Don’t get me wrong I’m not disputing California isn’t in drought mode but “A 60-acre avocado orchard/estate was watered by four wells until this year when all four dried up leaving the trees to slowly but inexorably die off”; This is a bullshit statement… “Adult trees can go without *supplemental* water, depending on rainfall and temperatures and can easily develop root rot from over-watering or rain water accumulation”. Therefore even if all 4 wells dried up the trees WOULD NOT have died already. Ms. Bardach finishes up by stating “Until then, some of the town’s rich and famous will continue showering at the Montecito Y” which is a contradiction to her contention of *so many of great wealth are buying water for lawns, even polo fields*. So which is it Ms. Bardach, and please be honest. Where do you really stand on this water situation because I certainly can’t figure it out from your discombobulated article? Are you pro or con because as I’m sure you know “Buying water rather than pumping it out of a hose attached to a city/county meter does not constitute *Water Conservation*”

There really is no shortage of water; however there is definitely a shortage of clean and accessible water. 71% of the Earth’s surface is saline water-covered. The oceans hold about 96.5 percent, but water also exists in the air as vapor, in swamps, rivers, lakes, snow, icecaps, glaciers, in the ground as soil moisture, in aquifers, swimming pools and the average adult human body is 50-65% water. This water is in a constant cycle – it evaporates from the ocean, travels through the air, rains down on the land and then flows back to the ocean.

No it’s not *clean water* because the rain is filtered through polluted skies and being pumped out of fracked earth requiring millions of gallons of fresh water, acres of land per well pad, and the use of undisclosed chemicals.

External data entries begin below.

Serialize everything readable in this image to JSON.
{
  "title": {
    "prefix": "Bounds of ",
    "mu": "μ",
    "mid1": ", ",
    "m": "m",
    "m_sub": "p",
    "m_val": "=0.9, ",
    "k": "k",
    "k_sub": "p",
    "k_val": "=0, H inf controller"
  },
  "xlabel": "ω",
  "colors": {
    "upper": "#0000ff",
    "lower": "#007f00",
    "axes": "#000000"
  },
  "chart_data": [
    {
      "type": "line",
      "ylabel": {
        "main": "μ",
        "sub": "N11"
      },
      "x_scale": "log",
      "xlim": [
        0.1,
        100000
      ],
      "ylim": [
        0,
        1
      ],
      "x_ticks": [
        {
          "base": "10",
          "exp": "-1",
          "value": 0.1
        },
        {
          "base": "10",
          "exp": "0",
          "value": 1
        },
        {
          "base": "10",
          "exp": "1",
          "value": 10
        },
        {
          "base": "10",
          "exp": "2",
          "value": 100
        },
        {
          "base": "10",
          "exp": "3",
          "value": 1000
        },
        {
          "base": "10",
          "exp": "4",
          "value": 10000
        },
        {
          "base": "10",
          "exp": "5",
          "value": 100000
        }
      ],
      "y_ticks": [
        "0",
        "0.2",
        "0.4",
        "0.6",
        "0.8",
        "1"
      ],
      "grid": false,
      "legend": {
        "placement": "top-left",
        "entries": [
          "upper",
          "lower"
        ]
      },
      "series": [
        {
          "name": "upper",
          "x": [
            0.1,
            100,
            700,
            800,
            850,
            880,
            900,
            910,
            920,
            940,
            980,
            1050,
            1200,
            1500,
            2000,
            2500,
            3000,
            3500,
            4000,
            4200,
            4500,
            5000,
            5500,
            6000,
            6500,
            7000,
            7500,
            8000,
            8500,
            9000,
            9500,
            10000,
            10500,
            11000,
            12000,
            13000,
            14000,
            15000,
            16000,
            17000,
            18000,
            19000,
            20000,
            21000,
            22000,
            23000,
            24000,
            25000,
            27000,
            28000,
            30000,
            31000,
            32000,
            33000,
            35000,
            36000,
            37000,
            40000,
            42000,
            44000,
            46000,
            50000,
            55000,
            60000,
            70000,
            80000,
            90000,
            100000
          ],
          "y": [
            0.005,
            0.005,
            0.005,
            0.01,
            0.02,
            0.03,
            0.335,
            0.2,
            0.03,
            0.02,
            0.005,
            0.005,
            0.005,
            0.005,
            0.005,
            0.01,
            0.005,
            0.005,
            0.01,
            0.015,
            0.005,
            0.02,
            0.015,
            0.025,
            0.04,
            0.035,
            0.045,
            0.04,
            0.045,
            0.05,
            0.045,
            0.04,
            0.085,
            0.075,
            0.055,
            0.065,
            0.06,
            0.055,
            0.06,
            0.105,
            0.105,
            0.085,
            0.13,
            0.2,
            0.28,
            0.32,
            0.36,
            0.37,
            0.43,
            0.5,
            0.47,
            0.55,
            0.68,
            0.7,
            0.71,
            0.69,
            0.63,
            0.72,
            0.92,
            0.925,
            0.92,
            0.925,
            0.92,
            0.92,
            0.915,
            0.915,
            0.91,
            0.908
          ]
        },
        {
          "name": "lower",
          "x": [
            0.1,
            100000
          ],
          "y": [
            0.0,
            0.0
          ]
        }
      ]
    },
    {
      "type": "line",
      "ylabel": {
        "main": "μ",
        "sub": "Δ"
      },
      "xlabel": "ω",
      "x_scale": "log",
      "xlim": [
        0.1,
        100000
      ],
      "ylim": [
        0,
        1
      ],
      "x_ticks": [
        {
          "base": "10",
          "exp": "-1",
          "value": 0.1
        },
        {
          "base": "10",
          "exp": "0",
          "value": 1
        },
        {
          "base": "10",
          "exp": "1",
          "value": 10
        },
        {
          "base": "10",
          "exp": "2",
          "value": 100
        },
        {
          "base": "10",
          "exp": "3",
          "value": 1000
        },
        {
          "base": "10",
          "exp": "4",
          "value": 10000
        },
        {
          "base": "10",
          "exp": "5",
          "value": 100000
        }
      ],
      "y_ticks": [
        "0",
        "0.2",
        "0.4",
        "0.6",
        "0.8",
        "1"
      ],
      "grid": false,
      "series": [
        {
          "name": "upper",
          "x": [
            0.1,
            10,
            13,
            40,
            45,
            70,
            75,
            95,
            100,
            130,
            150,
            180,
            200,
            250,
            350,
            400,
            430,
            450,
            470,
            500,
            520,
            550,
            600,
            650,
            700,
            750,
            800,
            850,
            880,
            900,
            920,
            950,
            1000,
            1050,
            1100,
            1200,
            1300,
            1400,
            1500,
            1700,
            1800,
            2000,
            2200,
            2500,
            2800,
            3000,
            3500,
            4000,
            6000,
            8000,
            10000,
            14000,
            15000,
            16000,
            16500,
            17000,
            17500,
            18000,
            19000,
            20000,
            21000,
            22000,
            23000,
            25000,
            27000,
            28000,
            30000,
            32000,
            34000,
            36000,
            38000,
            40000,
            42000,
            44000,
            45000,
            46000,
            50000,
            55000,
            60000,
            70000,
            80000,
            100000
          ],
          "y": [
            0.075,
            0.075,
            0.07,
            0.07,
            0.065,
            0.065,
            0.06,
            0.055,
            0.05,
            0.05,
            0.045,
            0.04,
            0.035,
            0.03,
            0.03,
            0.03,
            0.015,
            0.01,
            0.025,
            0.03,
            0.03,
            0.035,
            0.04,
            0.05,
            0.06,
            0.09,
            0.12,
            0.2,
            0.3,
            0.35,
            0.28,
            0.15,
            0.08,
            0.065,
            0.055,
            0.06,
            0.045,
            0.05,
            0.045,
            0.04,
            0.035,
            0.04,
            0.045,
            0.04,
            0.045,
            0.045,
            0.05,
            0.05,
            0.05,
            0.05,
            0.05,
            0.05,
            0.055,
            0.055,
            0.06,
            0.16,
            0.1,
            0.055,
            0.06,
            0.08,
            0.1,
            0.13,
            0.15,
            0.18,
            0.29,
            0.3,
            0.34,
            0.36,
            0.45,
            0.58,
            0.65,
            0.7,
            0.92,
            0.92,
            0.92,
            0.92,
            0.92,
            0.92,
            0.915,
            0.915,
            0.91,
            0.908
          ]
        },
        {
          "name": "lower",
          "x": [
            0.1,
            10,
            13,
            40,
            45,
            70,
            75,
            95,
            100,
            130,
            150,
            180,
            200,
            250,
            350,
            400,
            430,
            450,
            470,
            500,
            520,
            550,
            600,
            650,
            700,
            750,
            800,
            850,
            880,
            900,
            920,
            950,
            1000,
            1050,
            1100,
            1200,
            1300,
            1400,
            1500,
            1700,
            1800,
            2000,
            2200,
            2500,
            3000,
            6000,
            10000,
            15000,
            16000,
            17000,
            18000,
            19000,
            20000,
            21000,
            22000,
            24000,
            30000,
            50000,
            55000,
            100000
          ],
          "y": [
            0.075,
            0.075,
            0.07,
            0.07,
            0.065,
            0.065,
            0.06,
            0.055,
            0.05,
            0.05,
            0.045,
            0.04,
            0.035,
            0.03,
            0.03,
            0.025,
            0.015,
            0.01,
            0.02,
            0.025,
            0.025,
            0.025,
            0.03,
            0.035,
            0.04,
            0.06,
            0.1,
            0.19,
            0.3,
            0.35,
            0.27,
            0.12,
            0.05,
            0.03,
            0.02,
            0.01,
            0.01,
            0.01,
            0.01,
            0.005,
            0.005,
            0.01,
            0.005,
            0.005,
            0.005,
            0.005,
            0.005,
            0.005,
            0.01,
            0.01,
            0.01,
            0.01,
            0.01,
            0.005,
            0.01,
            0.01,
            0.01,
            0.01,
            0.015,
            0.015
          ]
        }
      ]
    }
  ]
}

Santa Catalina Island, Los Angeles County, has had a desalination plant on the island run by Southern California Edison since 1991. It produces 200,000 gallons of drinking water daily, about 20 percent of Catalina’s daily supply during the summer tourist season of 1 million people.

California’s population is 38.04 million. Marin County’s population is only 256,069, approximately ¼ of the 1 million tourists who visit Catalina annually. Therefore 1 desalination plant in Marin County’s would produce enough clean water daily for approximately 80% of the County.

Fifteen desalination projects are proposed along the coast from Los Angeles to San Francisco Bay. But is desalination going to cause a more environmentally harmful situation?